The Police, Fire and Crime Commissioner for Essex (PFCC) contributed £18,000 to the C360 project from the 2019/2020 Community Safety Development Fund.
“Without the PFCC funding, we would not have been able to reach this wider audience.” Said Tracy. “It’s so important that we empower one another and ensure that BAME Community members voices are heard and action taken. We do not speak for them, but we can connect them with local statutory bodies and the wider society to raise issues.”
The project was cut short in April due to the Coronavirus outbreak, but the team instead began offering support to BAME communities in a different way.
Tracy said: “Throughout the crisis, it was very much a rapid response, but again showed how collaborations and partnership working helped to make the Covid-19 response so successful. We were able to converse with the BAME community via text and WhatsApp and assisted with packaging food to deal with their religion, culture and faiths as well as trying to assist with finding contacts for religious ceremonies.”

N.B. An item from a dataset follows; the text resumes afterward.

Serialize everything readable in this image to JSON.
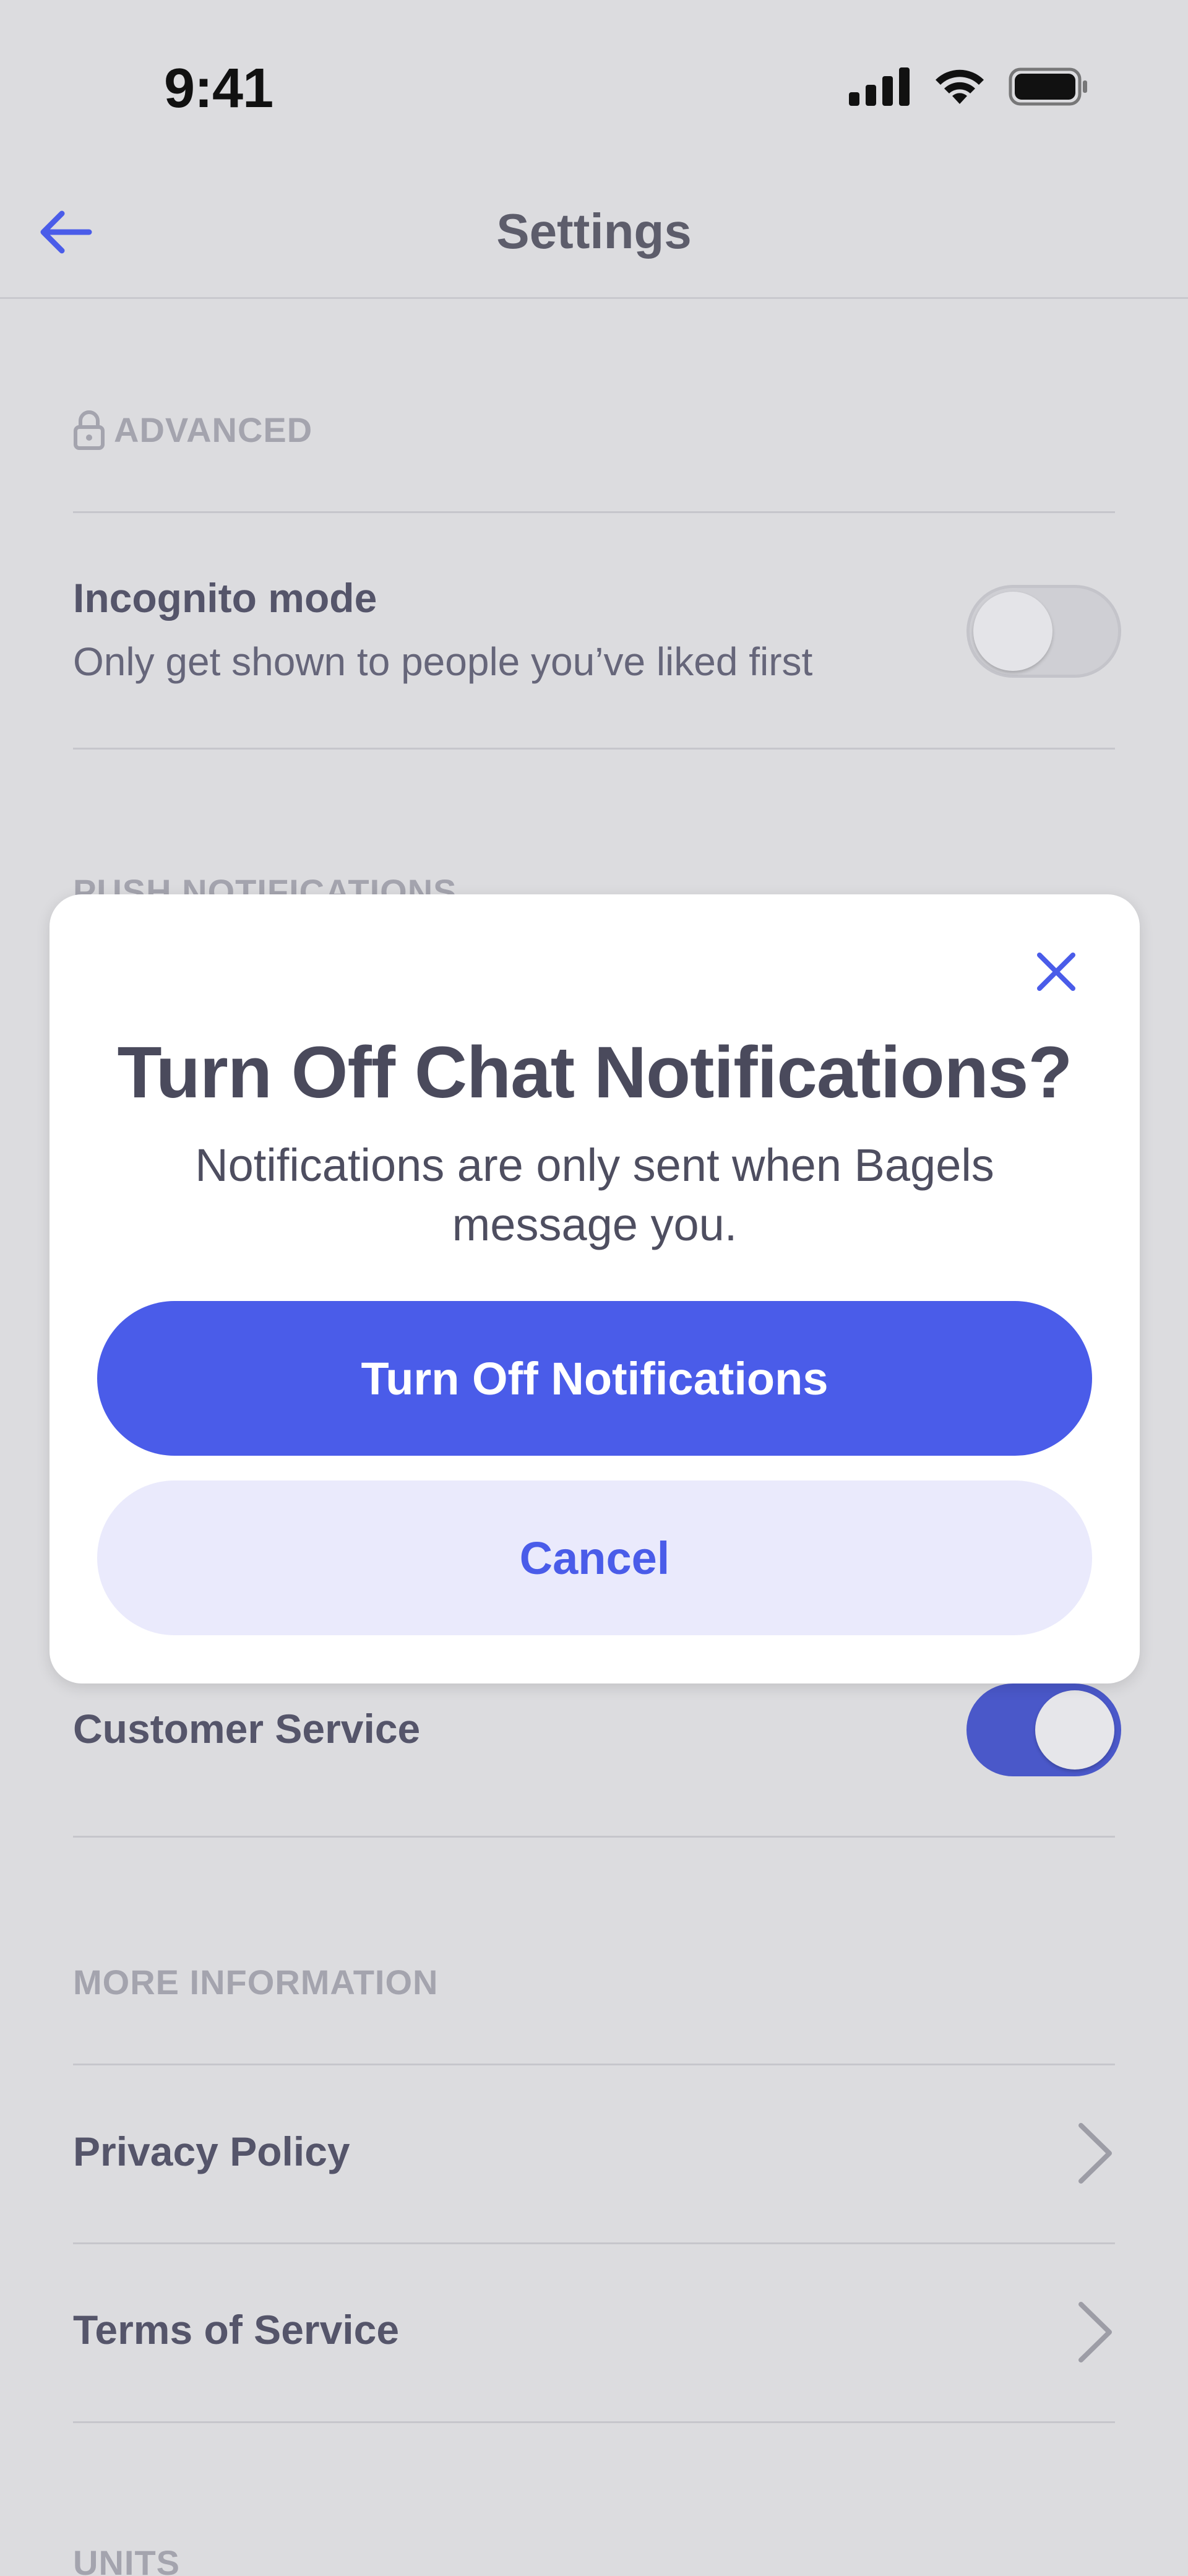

Moving forward C360 are now looking at what other projects they can work on to deal with the impact Coronavirus is having on the BAME community.
Roger Hirst, Police, Fire and Crime Commissioner for Essex, said: “Giving the public a voice in local community safety matters so they feel they are heard, feel able to come forward to report crime and anti-social behaviour and have confidence in the way that the police protect them and the fire and rescue services can keep them safe is so important. This was a great project to really help empower and connect with all members of our BAME community in the Colchester area.”